A final matter to be resolved is whether the bureau should concern itself only with monitoring environmental quality or whether it should also become involved in what is known as compliance monitoring. In contrast to monitoring ambient air levels of pollution, the latter responsibility would involve the measurement or estimation of pollution emissions by cars, power plants, factories, wood stoves, sewage treatment plants, feedlots, and the multiplicity of other sources of pollution. Here again, the more narrow objective seems appropriate, for two reasons. First, taking responsibility for the development and coordination of a comprehensive ambient monitoring system is ambitious enough without the mission's being expanded even further. Second, compliance monitoring cannot be separated from the enforcement of our environmental laws, and the proposed bureau is not intended to be a cop.
Is the timing right?
There is some reason to believe that a proposal to create a Bureau of Environmental Statistics would not fall on deaf ears. First, Congressman James H. Scheuer (D-N.Y.) has on several occasions introduced an "Environmental Monitoring Improvement Act" to create a temporary national commission that would investigate this country's efforts to collect and publish environmental information and report on ways that these efforts might be improved. His initiatives deserve more serious consideration than they have received. They might be given more notice if his idea for a temporary commission were replaced with the proposal of an independent and permanent Bureau of Environmental Statistics.
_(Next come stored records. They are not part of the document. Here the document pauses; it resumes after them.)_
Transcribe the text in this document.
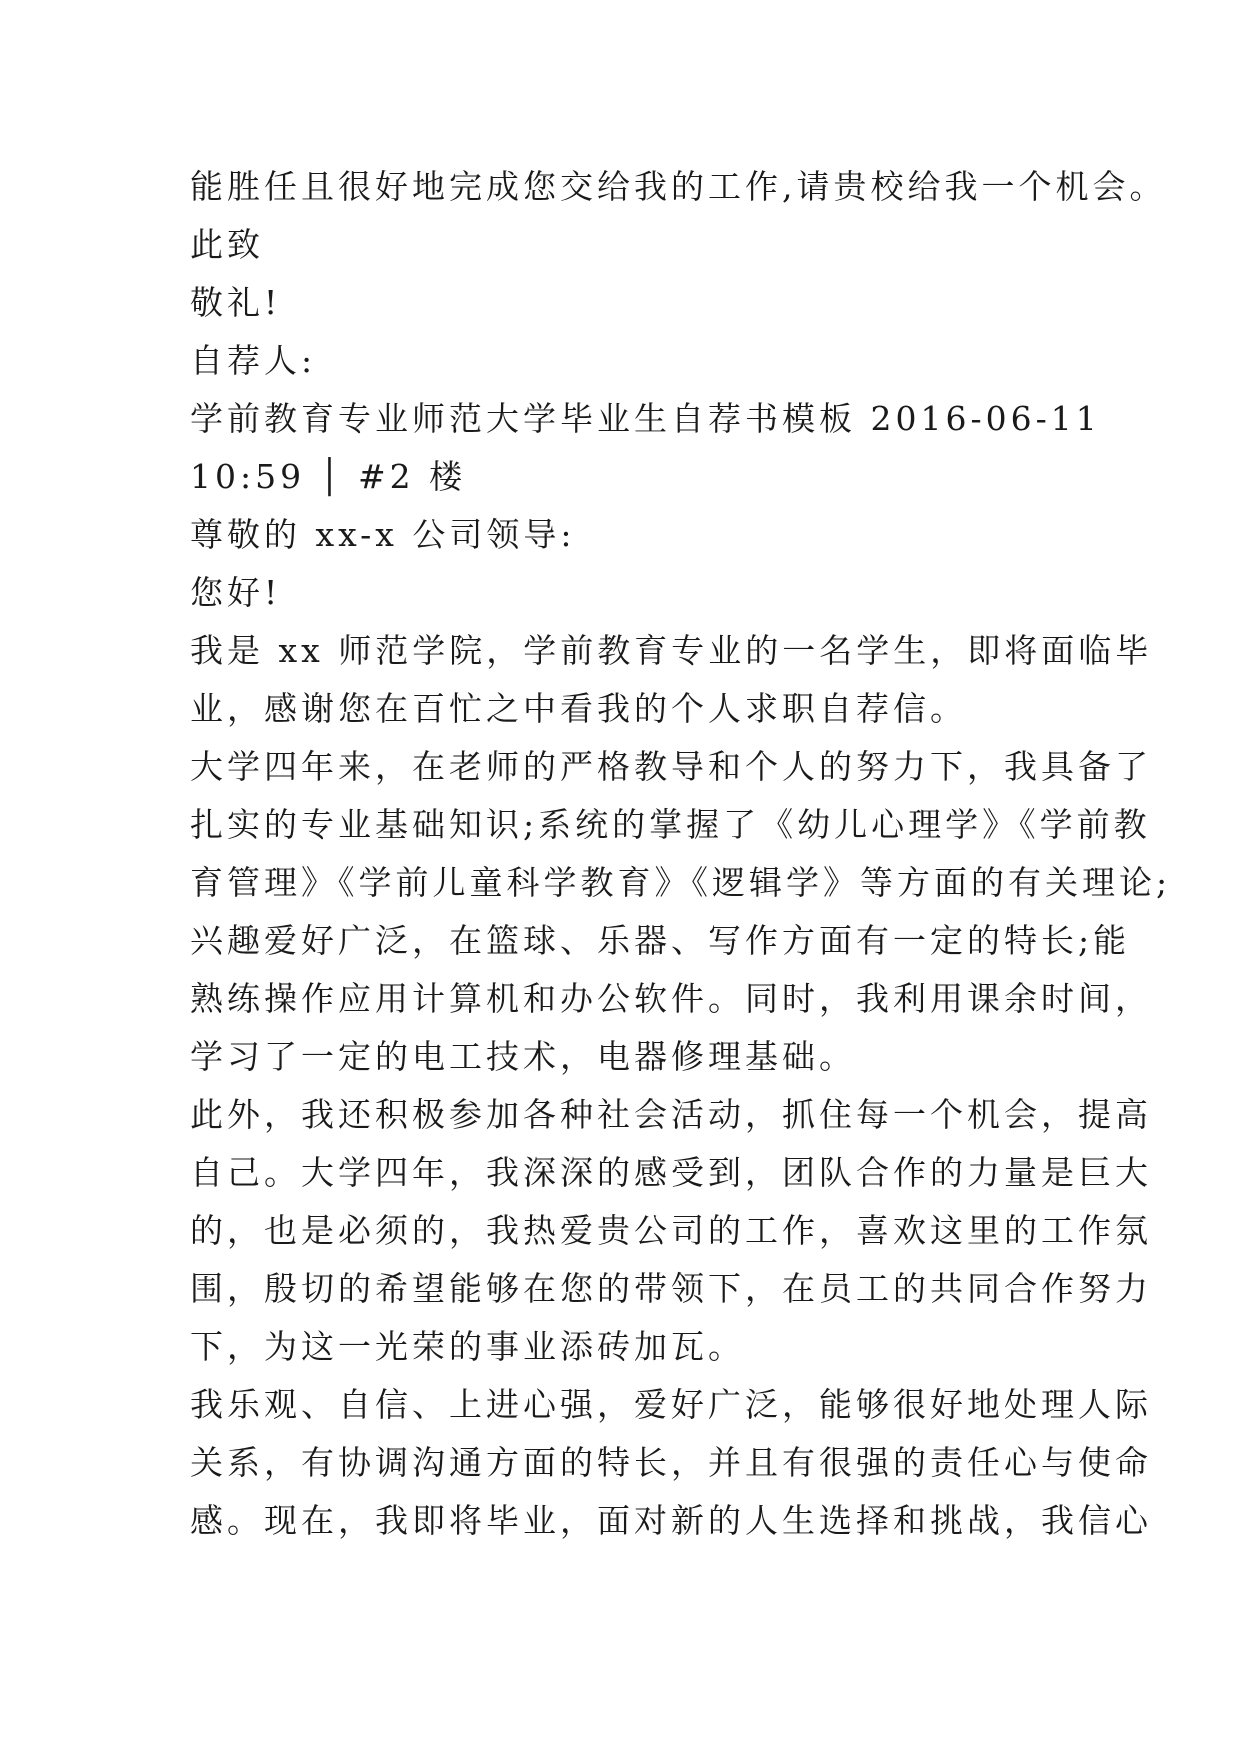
能胜任且很好地完成您交给我的工作,请贵校给我一个机会。
此致
敬礼!
自荐人:
学前教育专业师范大学毕业生自荐书模板 2016-06-11
10:59 │ #2 楼
尊敬的 xx-x 公司领导:
您好!
我是 xx 师范学院，学前教育专业的一名学生，即将面临毕
业，感谢您在百忙之中看我的个人求职自荐信。
大学四年来，在老师的严格教导和个人的努力下，我具备了
扎实的专业基础知识;系统的掌握了《幼儿心理学》《学前教
育管理》《学前儿童科学教育》《逻辑学》等方面的有关理论;
兴趣爱好广泛，在篮球、乐器、写作方面有一定的特长;能
熟练操作应用计算机和办公软件。同时，我利用课余时间，
学习了一定的电工技术，电器修理基础。
此外，我还积极参加各种社会活动，抓住每一个机会，提高
自己。大学四年，我深深的感受到，团队合作的力量是巨大
的，也是必须的，我热爱贵公司的工作，喜欢这里的工作氛
围，殷切的希望能够在您的带领下，在员工的共同合作努力
下，为这一光荣的事业添砖加瓦。
我乐观、自信、上进心强，爱好广泛，能够很好地处理人际
关系，有协调沟通方面的特长，并且有很强的责任心与使命
感。现在，我即将毕业，面对新的人生选择和挑战，我信心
There are other indications that the time may be right for the creation of such a bureau. First, a new president will be elected in less than a year, and both parties will have something to gain from espousing the establishment of this entity. For their part, Republicans have consistently and justifiably decried the lack of data on which to base major environmental or natural resource policy decisions. They rightfully claim that debate on a number of pending issues, such as acid rain, groundwater pollution, and stratospheric ozone depletion, suffers from a lack of adequate data. But Republicans have been singularly unwilling to remedy this situation by spending money to fill the information void. If they wish to be seen as credible participants in environmental debates rather than as obstructionists whose excuse is a lack of data, they have to be willing to back up their concerns with new programs to help solve the problem.
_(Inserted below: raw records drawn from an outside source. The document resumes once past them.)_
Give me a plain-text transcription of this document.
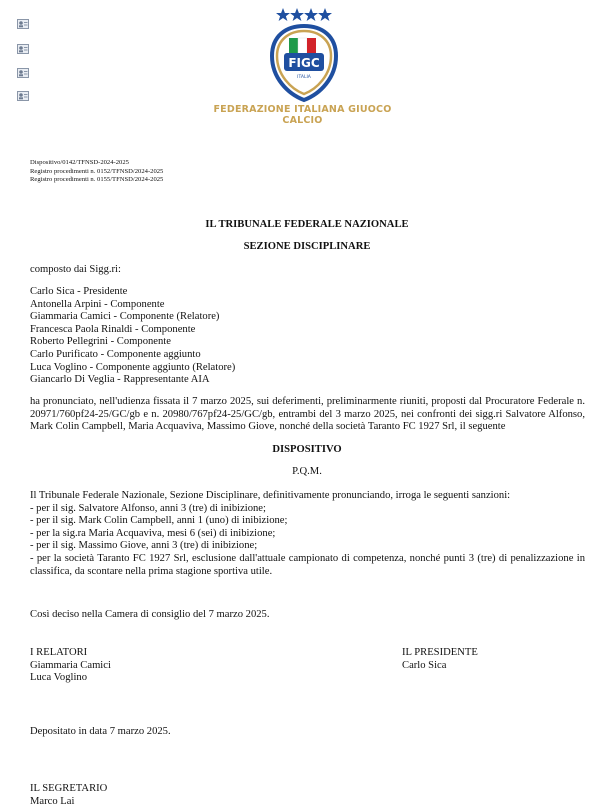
FIGC
ITALIA
FEDERAZIONE ITALIANA GIUOCO CALCIO
Dispositivo/0142/TFNSD-2024-2025
Registro procedimenti n. 0152/TFNSD/2024-2025
Registro procedimenti n. 0155/TFNSD/2024-2025
IL TRIBUNALE FEDERALE NAZIONALE
SEZIONE DISCIPLINARE
composto dai Sigg.ri:
Carlo Sica - Presidente
Antonella Arpini - Componente
Giammaria Camici - Componente (Relatore)
Francesca Paola Rinaldi - Componente
Roberto Pellegrini - Componente
Carlo Purificato - Componente aggiunto
Luca Voglino - Componente aggiunto (Relatore)
Giancarlo Di Veglia - Rappresentante AIA
ha pronunciato, nell'udienza fissata il 7 marzo 2025, sui deferimenti, preliminarmente riuniti, proposti dal Procuratore Federale n. 20971/760pf24-25/GC/gb e n. 20980/767pf24-25/GC/gb, entrambi del 3 marzo 2025, nei confronti dei sigg.ri Salvatore Alfonso, Mark Colin Campbell, Maria Acquaviva, Massimo Giove, nonché della società Taranto FC 1927 Srl, il seguente
DISPOSITIVO
P.Q.M.
Il Tribunale Federale Nazionale, Sezione Disciplinare, definitivamente pronunciando, irroga le seguenti sanzioni:
- per il sig. Salvatore Alfonso, anni 3 (tre) di inibizione;
- per il sig. Mark Colin Campbell, anni 1 (uno) di inibizione;
- per la sig.ra Maria Acquaviva, mesi 6 (sei) di inibizione;
- per il sig. Massimo Giove, anni 3 (tre) di inibizione;
- per la società Taranto FC 1927 Srl, esclusione dall'attuale campionato di competenza, nonché punti 3 (tre) di penalizzazione in classifica, da scontare nella prima stagione sportiva utile.
Così deciso nella Camera di consiglio del 7 marzo 2025.
I RELATORI
Giammaria Camici
Luca Voglino
IL PRESIDENTE
Carlo Sica
Depositato in data 7 marzo 2025.
IL SEGRETARIO
Marco Lai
Democrats, too, have much to gain from the creation of this bureau. They are often portrayed as being too quick to legislate in the absence of hard evidence of an environmental problem. No data collection system—however complete—will ever be able to "prove" definitively that action is required. But such a system would make it easier to separate serious from less serious problems and would provide details to help tailor programs that effectively address the problems.
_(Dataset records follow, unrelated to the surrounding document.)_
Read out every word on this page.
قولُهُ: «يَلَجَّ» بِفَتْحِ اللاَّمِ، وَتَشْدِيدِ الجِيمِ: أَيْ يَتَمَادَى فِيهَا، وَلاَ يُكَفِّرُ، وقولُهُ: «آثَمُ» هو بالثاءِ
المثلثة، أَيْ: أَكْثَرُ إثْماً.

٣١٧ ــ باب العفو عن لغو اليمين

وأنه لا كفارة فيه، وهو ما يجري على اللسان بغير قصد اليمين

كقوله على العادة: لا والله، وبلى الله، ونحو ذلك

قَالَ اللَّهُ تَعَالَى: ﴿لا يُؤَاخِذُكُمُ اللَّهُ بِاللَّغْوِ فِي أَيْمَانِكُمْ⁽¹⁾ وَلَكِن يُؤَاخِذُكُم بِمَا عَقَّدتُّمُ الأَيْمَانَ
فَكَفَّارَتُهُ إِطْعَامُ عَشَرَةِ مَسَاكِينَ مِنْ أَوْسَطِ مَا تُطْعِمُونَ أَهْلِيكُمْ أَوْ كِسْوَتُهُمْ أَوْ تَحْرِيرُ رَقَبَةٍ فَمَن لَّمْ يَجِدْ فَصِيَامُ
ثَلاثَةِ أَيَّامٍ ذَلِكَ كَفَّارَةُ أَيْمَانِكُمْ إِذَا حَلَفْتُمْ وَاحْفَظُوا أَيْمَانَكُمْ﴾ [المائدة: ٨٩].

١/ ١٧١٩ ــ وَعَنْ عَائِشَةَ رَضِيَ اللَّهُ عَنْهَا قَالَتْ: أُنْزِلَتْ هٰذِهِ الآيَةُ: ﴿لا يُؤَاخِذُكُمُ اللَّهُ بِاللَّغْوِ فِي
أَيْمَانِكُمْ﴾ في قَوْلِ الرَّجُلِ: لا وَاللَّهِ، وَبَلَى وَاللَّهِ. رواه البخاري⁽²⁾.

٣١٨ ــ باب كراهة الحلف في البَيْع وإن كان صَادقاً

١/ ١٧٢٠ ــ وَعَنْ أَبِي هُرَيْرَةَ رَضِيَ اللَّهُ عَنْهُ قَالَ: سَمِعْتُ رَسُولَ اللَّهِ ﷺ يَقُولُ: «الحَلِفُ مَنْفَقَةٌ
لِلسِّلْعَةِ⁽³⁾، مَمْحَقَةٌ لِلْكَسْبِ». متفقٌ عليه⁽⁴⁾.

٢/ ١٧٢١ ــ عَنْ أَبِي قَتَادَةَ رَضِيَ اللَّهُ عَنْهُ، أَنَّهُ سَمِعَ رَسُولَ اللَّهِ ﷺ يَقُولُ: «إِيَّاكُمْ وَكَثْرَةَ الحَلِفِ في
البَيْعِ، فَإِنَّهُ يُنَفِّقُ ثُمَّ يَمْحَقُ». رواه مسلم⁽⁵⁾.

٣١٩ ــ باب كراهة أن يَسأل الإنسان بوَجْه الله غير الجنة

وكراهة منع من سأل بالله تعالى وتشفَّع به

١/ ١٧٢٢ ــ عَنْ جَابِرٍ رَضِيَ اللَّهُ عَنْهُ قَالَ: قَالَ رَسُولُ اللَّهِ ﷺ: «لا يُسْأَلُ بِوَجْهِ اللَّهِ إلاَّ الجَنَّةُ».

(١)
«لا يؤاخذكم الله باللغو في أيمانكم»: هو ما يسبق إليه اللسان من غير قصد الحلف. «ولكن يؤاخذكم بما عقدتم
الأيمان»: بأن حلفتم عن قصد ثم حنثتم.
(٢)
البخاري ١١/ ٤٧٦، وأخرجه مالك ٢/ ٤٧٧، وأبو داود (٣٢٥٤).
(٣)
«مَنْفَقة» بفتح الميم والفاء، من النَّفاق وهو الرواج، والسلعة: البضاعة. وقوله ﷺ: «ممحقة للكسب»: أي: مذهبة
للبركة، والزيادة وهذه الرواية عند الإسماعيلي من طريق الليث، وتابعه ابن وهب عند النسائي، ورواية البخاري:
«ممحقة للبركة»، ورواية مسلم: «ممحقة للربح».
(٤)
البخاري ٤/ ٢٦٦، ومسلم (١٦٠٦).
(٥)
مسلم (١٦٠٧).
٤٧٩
Make no mistake about it: any proposal entailing new federal spending will—and should—have hard sledding in future congressional debates. Nevertheless, there is growing support for spending federal money to set up a body such as this bureau. The public cares greatly about the quality of the environment and the condition of the natural resource base. A great deal of money is spent each year because of these concerns. Yet there is no comprehensive and reliable system for collecting, analyzing, and disseminating information about how these expenditures are linked to environmental quality.
This state of affairs makes little sense, and it is hard to see how one could think otherwise. The creation of a Bureau of Environmental Statistics, preferably within the EPA, would not remedy this situation overnight. But it would be a sensible and politically feasible step in the right direction.
Paul R. Portney is a senior fellow and director of the Center for Risk Management at RFF.